Hörgeräte kaufen und verkaufen. Tagtäglich erreichen uns Anfragen von Menschen, die wertvolle Hörgeräte geerbt oder übrig haben. In den meisten Fällen ist der vormalige Besitzer gestorben oder jemand hat sich neue Hörgeräte gekauft. Meist liegt noch die Originalrechnung für die mitunter erst wenige Monate oder Jahre alten Geräte vor; und meist waren diese sehr teuer. Beträge um die 7.000 Euro sind da keine Seltenheit.

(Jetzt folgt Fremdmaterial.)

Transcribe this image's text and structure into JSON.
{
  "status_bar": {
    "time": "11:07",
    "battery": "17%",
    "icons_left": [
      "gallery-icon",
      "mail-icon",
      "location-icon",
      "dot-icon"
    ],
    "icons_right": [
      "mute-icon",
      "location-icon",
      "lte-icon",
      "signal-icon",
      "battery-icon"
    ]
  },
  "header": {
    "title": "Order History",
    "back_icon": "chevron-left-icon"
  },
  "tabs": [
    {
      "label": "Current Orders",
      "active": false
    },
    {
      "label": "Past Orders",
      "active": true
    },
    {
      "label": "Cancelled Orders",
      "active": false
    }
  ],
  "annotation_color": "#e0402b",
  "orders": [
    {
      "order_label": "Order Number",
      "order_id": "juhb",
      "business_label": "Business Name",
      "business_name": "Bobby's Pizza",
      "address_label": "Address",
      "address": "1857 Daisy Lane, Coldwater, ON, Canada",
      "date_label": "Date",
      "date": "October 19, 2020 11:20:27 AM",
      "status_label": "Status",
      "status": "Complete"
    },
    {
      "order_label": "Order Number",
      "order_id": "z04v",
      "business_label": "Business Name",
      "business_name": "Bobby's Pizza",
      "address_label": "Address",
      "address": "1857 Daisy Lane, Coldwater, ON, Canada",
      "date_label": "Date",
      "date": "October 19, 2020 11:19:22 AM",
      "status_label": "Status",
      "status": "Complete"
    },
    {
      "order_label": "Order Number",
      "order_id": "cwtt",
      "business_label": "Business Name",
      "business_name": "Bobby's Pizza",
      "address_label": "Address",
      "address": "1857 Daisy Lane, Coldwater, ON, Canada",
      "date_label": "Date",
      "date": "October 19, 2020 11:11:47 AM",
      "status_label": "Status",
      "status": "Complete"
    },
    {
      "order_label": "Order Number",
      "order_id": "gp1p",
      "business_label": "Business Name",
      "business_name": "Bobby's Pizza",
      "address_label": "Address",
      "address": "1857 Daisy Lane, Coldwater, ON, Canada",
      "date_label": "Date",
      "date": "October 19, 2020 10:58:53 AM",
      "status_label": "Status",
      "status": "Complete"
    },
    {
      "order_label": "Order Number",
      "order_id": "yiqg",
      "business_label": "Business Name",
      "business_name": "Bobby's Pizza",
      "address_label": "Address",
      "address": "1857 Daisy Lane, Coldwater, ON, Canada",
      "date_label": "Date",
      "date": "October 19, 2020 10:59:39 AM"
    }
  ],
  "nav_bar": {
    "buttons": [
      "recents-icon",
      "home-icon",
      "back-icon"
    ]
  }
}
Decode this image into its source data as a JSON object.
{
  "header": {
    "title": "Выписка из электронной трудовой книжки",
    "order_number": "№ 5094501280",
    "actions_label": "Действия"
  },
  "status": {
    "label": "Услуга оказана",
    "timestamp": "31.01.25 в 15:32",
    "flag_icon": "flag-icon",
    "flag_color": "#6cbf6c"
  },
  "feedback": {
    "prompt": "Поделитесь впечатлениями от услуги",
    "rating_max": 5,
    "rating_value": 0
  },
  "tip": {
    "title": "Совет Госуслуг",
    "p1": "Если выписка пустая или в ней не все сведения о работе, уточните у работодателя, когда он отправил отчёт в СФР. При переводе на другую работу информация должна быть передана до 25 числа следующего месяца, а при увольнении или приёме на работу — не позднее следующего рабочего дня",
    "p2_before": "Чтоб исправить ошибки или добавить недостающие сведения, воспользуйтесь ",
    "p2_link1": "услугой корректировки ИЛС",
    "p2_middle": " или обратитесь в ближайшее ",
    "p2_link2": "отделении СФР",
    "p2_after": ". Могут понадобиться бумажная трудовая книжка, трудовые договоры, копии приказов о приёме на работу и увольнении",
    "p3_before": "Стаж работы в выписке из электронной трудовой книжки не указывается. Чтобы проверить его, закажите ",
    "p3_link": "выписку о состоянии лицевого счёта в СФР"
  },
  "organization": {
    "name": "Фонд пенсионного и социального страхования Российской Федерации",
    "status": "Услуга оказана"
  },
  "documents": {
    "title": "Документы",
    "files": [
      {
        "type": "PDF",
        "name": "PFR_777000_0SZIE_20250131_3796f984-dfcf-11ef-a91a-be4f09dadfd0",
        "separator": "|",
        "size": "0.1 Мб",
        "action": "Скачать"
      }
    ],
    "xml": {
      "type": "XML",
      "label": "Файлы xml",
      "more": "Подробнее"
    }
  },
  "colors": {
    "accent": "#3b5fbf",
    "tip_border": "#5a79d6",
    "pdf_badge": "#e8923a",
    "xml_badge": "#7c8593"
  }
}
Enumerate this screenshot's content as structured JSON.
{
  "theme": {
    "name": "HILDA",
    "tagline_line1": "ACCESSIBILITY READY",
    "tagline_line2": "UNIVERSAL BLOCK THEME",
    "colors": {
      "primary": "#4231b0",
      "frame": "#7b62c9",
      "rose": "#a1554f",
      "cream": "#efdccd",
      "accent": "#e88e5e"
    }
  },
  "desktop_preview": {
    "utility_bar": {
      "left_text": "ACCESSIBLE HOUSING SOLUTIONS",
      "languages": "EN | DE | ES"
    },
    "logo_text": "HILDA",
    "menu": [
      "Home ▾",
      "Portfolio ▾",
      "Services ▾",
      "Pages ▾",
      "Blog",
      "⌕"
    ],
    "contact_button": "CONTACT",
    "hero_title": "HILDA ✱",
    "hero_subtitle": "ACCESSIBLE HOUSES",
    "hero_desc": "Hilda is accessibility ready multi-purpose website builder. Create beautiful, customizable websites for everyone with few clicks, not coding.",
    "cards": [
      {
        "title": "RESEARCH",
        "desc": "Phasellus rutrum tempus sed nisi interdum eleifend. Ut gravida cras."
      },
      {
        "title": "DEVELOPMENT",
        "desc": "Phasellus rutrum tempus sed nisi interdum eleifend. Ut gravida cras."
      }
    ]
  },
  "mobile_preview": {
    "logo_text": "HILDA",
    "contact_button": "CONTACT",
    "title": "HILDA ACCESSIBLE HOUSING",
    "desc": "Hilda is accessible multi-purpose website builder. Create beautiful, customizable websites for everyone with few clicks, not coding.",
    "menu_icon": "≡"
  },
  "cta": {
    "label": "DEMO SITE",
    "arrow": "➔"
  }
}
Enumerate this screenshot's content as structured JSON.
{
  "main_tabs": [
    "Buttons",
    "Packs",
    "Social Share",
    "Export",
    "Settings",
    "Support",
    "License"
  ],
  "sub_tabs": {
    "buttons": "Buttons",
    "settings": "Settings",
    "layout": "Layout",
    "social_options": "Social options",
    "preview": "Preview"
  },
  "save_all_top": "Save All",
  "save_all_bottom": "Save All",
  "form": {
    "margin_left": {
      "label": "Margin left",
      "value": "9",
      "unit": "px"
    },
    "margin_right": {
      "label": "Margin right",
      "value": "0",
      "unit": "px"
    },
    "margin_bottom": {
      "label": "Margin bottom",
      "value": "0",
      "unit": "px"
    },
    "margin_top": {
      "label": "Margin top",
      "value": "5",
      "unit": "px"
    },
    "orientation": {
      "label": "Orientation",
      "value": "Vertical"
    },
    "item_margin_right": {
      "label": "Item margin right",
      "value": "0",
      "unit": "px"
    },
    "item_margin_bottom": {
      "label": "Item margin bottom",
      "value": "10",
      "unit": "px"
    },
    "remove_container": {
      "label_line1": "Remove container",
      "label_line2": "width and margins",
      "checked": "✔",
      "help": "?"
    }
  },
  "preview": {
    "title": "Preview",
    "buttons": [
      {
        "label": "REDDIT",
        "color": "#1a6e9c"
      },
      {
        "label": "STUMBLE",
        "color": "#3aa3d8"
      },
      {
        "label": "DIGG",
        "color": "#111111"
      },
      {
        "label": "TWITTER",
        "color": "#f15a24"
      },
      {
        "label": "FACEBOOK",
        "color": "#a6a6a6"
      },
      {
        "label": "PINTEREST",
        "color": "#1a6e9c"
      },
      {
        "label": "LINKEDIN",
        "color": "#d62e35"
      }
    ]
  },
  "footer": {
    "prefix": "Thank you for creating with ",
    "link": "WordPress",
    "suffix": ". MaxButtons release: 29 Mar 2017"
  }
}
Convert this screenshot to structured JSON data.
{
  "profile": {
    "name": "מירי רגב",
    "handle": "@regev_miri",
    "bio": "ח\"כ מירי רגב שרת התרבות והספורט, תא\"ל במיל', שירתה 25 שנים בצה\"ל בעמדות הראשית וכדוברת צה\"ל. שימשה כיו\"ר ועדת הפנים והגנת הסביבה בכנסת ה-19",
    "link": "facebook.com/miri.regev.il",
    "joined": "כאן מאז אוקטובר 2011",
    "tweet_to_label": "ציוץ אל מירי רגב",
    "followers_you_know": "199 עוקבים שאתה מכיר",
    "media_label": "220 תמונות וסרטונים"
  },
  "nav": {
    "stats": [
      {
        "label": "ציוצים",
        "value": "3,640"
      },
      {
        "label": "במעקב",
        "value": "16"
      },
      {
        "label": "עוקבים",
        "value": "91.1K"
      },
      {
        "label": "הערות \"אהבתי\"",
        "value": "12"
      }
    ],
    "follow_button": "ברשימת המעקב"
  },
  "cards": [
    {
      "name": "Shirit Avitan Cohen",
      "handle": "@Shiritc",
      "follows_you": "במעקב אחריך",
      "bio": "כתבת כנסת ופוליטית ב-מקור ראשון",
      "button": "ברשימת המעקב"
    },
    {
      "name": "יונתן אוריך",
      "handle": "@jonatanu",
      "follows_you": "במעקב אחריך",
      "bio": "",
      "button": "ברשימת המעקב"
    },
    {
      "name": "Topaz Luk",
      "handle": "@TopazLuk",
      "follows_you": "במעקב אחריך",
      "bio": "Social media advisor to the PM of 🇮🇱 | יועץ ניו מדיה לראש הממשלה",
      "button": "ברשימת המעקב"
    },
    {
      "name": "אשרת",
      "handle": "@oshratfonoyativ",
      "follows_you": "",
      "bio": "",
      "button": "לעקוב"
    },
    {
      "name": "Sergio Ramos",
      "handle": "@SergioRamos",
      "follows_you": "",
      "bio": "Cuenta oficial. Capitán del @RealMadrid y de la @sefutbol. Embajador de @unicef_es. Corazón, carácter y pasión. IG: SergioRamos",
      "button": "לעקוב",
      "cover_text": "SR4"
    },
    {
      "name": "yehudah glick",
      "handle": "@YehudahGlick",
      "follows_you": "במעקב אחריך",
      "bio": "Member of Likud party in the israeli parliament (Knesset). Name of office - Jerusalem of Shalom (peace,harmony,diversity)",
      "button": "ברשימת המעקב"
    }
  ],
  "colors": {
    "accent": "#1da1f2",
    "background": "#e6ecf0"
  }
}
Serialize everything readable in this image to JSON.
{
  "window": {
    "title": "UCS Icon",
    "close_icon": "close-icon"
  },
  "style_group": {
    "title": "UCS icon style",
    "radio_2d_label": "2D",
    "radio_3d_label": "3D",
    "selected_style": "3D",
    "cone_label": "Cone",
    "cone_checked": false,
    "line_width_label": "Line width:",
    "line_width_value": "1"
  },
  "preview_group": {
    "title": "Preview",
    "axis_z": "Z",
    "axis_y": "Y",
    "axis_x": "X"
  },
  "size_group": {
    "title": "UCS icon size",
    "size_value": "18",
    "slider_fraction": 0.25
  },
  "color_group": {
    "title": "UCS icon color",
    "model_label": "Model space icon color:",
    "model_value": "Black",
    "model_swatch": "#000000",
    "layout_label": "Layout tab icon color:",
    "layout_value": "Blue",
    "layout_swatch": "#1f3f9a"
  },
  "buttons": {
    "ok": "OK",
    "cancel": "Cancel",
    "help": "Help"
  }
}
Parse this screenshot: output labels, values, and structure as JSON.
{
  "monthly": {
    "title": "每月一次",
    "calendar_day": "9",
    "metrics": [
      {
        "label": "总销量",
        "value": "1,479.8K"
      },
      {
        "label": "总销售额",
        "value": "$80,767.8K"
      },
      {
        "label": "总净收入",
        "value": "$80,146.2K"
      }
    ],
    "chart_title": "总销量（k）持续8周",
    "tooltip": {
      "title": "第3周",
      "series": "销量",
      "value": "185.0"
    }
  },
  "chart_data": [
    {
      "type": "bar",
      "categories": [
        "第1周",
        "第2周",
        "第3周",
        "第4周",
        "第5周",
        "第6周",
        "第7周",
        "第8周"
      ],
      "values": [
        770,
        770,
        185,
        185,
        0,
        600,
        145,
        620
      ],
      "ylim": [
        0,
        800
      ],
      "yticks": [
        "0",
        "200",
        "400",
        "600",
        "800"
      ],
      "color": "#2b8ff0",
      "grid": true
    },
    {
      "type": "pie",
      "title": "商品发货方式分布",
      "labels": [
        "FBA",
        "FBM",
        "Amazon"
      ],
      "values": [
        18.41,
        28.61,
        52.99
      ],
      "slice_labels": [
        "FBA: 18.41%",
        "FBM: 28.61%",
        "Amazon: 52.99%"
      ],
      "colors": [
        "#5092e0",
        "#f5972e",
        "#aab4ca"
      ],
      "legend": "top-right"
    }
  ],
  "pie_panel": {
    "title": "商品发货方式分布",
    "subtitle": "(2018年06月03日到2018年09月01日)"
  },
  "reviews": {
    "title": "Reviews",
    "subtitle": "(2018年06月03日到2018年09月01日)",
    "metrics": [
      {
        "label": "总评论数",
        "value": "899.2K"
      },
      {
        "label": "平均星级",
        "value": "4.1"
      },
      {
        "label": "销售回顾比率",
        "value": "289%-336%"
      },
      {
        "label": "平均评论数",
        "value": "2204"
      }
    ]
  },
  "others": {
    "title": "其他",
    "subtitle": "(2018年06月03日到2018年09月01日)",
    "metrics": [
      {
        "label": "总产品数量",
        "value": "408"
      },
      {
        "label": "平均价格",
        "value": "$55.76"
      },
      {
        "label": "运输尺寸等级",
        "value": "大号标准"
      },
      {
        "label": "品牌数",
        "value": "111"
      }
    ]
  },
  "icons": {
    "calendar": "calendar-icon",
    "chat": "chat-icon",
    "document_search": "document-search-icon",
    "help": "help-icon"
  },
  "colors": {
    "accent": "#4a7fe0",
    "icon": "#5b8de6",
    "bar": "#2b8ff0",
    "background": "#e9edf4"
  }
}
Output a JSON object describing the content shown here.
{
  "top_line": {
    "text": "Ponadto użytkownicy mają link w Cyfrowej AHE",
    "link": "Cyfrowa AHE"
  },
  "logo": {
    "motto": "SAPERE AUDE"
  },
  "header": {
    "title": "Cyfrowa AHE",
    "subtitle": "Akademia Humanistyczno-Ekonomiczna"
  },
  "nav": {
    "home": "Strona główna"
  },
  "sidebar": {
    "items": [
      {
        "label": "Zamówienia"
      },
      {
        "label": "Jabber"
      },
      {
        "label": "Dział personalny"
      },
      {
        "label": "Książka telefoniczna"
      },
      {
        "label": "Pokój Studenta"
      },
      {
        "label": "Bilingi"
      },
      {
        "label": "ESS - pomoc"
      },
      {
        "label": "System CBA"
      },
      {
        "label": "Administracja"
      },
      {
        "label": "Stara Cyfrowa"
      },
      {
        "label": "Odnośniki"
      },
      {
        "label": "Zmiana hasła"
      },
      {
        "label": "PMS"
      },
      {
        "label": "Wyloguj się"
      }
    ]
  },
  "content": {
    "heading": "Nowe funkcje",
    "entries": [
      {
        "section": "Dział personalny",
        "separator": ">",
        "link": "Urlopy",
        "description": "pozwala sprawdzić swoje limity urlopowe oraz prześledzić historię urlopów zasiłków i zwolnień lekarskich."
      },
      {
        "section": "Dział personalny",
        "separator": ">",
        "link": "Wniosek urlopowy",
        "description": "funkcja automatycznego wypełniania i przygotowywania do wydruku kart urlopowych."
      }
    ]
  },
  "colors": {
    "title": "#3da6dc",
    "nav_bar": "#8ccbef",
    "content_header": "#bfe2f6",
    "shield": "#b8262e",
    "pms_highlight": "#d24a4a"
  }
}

In jedem Fall suchen die Besitzer nun nach Abnehmern, die diese teuren Geräte kaufen sollen. Auch bei Hörakustikern tauchen immer wieder Leute in den Geschäften auf und haben Hörgeräte dabei, die sie „schätzen lassen“ wollen und am liebsten auch gleich verkaufen würden. Doch sie stoßen bei Hörakustikern auf Granit. Alle Hörakustiker lehnen den Ankauf von gebrauchten Hörgeräten ab. Gebraucht ist ein Hörgerät in dem Moment, in dem der Kunde seine eigenen Hörgeräte mitnimmt und damit den Laden des Hörakustikers verlässt.

Es spielt also für die Betrachtung, ob es sich um Gebrauchtgeräte handelt, überhaupt keine Rolle, wie alt die Geräte sind. Einmal in Kundenhand übergeben, sind es Gebrauchtgeräte, ob nun nur drei Wochen alt oder drei oder sechs Jahre.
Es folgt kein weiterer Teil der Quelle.